By Georgina Gustin
On Tuesday, Agriculture Secretary Tom Vilsack helped unveil his agency’s Census of Agriculture, a huge quinquennial report that covers 6 million data points and gives the current state-of-the-state of American farms and farmers.
In a presentation at the Department of Agriculture (USDA), Vilsack underscored his main takeaway: The number of American farms and farmers continues to decline, a fact that has broad consequences, he argued, beyond farming itself.
“I’m concerned about the state of agriculture and food production in this country,” he said, before ticking off a few numbers to make his point.
In 2017, the year the previous report covered, the country had 2,042,220 farms. In 2022, it had 1,900,487. In that same span, the number of farmed acres dropped from almost 900 million acres to 880 million—a loss in area the size of all the New England states, minus Connecticut, Vilsack noted.
The drop, Vilsack argued, has caused ripple effects across rural America, resulting in the loss of schools, businesses and healthcare infrastructure, and the overall hollowing out of farming communities.
One way to reverse the trend, he said, is to boost support for agricultural methods and practices that have climate benefits so farmers can earn money for them.
“It’s important for us to invest in climate-smart agriculture,” Vilsack said, “because that creates an opportunity for farmers to qualify, potentially, for ecosystem service market credits, which is cash coming into the farm for environmental results that can only occur on the farm. The farm then creates a second source of income.”
In other words, Vilsack argued, climate action could help save the American farm.
The problem, the census data suggest, is that American farms, especially big factory farms that generate significant greenhouse gas emissions, are growing in size. The data also show that, overall, more government support is flowing to larger or more profitable operations. According to the census, these farms are using more of the precious and drought-depleted water supplies that climate change is projected to deplete even more, especially in the West.
“This tells a compelling story, across all of these things,” said Anne Schechinger, the Midwest director of the Environmental Working Group (EWG). “It’s a clear picture that these larger farms are doing the best and are benefitting the most from government policies.”

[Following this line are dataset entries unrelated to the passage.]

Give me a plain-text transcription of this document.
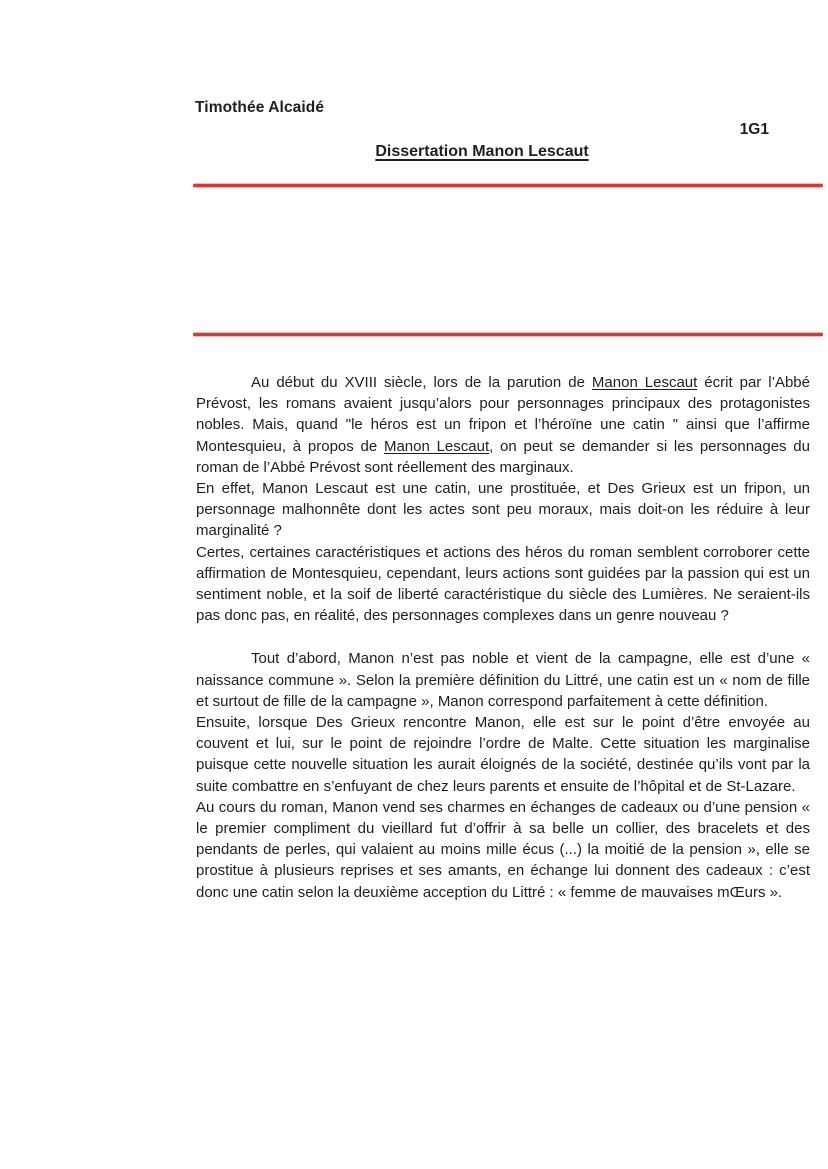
Timothée Alcaidé
1G1
Dissertation Manon Lescaut

Au début du XVIII siècle, lors de la parution de Manon Lescaut écrit par l’Abbé Prévost, les romans avaient jusqu’alors pour personnages principaux des protagonistes nobles. Mais, quand "le héros est un fripon et l’héroïne une catin " ainsi que l’affirme Montesquieu, à propos de Manon Lescaut, on peut se demander si les personnages du roman de l’Abbé Prévost sont réellement des marginaux.

En effet, Manon Lescaut est une catin, une prostituée, et Des Grieux est un fripon, un personnage malhonnête dont les actes sont peu moraux, mais doit-on les réduire à leur marginalité ?

Certes, certaines caractéristiques et actions des héros du roman semblent corroborer cette affirmation de Montesquieu, cependant, leurs actions sont guidées par la passion qui est un sentiment noble, et la soif de liberté caractéristique du siècle des Lumières. Ne seraient-ils pas donc pas, en réalité, des personnages complexes dans un genre nouveau ?

Tout d’abord, Manon n’est pas noble et vient de la campagne, elle est d’une « naissance commune ». Selon la première définition du Littré, une catin est un « nom de fille et surtout de fille de la campagne », Manon correspond parfaitement à cette définition.

Ensuite, lorsque Des Grieux rencontre Manon, elle est sur le point d’être envoyée au couvent et lui, sur le point de rejoindre l’ordre de Malte. Cette situation les marginalise puisque cette nouvelle situation les aurait éloignés de la société, destinée qu’ils vont par la suite combattre en s’enfuyant de chez leurs parents et ensuite de l’hôpital et de St-Lazare.

Au cours du roman, Manon vend ses charmes en échanges de cadeaux ou d’une pension « le premier compliment du vieillard fut d’offrir à sa belle un collier, des bracelets et des pendants de perles, qui valaient au moins mille écus (...) la moitié de la pension », elle se prostitue à plusieurs reprises et ses amants, en échange lui donnent des cadeaux : c’est donc une catin selon la deuxième acception du Littré : « femme de mauvaises mŒurs ».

Researchers and advocacy groups pored over the data after it was released Tuesday afternoon, trying to tease out trends.
The number of cattle, the biggest source of agricultural greenhouse gas emissions—both from burps and manure storage—actually went down by 5.6 million over the 2017 census. But the number of cattle in large dairies and feedlots—and the overall number of larger dairies and feedlots—went up.

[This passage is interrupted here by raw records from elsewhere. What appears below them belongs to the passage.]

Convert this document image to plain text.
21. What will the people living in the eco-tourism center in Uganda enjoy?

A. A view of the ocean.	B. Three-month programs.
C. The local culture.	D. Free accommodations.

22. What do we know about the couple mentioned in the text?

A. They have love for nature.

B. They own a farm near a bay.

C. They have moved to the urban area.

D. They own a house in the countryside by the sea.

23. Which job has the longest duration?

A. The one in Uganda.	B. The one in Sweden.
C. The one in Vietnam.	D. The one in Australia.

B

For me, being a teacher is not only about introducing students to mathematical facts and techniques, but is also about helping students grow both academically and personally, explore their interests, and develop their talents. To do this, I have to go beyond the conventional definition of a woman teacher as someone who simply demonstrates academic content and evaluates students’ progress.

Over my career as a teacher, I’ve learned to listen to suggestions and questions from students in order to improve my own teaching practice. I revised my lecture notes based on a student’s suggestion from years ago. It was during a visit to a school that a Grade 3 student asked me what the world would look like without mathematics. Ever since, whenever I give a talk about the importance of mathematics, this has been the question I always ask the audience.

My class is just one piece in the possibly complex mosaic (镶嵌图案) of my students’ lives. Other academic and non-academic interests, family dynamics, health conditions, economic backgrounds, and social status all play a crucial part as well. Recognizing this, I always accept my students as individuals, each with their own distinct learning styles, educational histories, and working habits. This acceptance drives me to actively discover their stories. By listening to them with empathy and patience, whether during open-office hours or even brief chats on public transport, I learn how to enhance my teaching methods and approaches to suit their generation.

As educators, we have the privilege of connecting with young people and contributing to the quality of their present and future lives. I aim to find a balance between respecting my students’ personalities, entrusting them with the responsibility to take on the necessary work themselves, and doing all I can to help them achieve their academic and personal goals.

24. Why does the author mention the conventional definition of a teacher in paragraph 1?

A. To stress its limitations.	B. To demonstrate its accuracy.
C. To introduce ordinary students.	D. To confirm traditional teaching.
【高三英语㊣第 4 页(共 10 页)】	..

An analysis of the data by the advocacy group Food & Water Watch found the number of animals raised on large, factory-scale farms rose by 6 percent over 2017 and by 47 percent over 2002. That translates to more animals in concentrated areas, generating more manure that’s disposed of in pits and lagoons where it emits more methane, an especially potent greenhouse gas.
“We haven’t seen a huge difference in the number of dairy cows,” said Amanda Starbuck, the group’s research director. “But because there’s a shift to these big facilities, we’ve seen an increase in emissions from manure management.” (According to the Environmental Protection Agency’s most recent Greenhouse Gas Inventory, methane emissions from manure management rose from 39 million metric tons in 1990 to 66 million in 2021. When animals are raised on pasture, their manure releases very little methane.)
The EWG analysis found similar trends. The number of the largest cattle farms—those with 5,000 or more cattle per farm—has grown from about 1,100 in 2012 to just under 1,450 in 2022, an increase of nearly 30 percent. Of the “Big Three” livestock—cattle, chicken and hogs—the number of animals produced in the largest farms also went up, by about 28 percent for cows, and 24 percent for hogs and chickens.
As for farm economics, Schechinger noted that the most recent income data suggest that farmers are actually doing pretty well and that farm income is roughly at its 20-year average.
“Farmers don’t need more sources of revenue,” she said, referring to Vilsack’s comments. “They’re already getting subsidies and crop insurance, not to mention we have high farm incomes generally.”
Schechinger’s analyses in the past have found that much of the money the Agriculture Department spends on conservation tends to flow to big-ticket items, such as irrigation systems and methane digesters, which generally go to bigger farms.
“Conservation money shouldn’t be viewed as a revenue generator,” she added. “It should be viewed as having a climate benefit for the taxpayer money.”
In his presentation Tuesday, Vilsack referred to the agency’s push to build voluntary carbon markets in which farmers get paid for practices—planting cover crops, stopping tillage and employing so-called adaptive grazing—that sequester carbon or limit emissions. Polluters seeking to offset emissions then purchase those credits.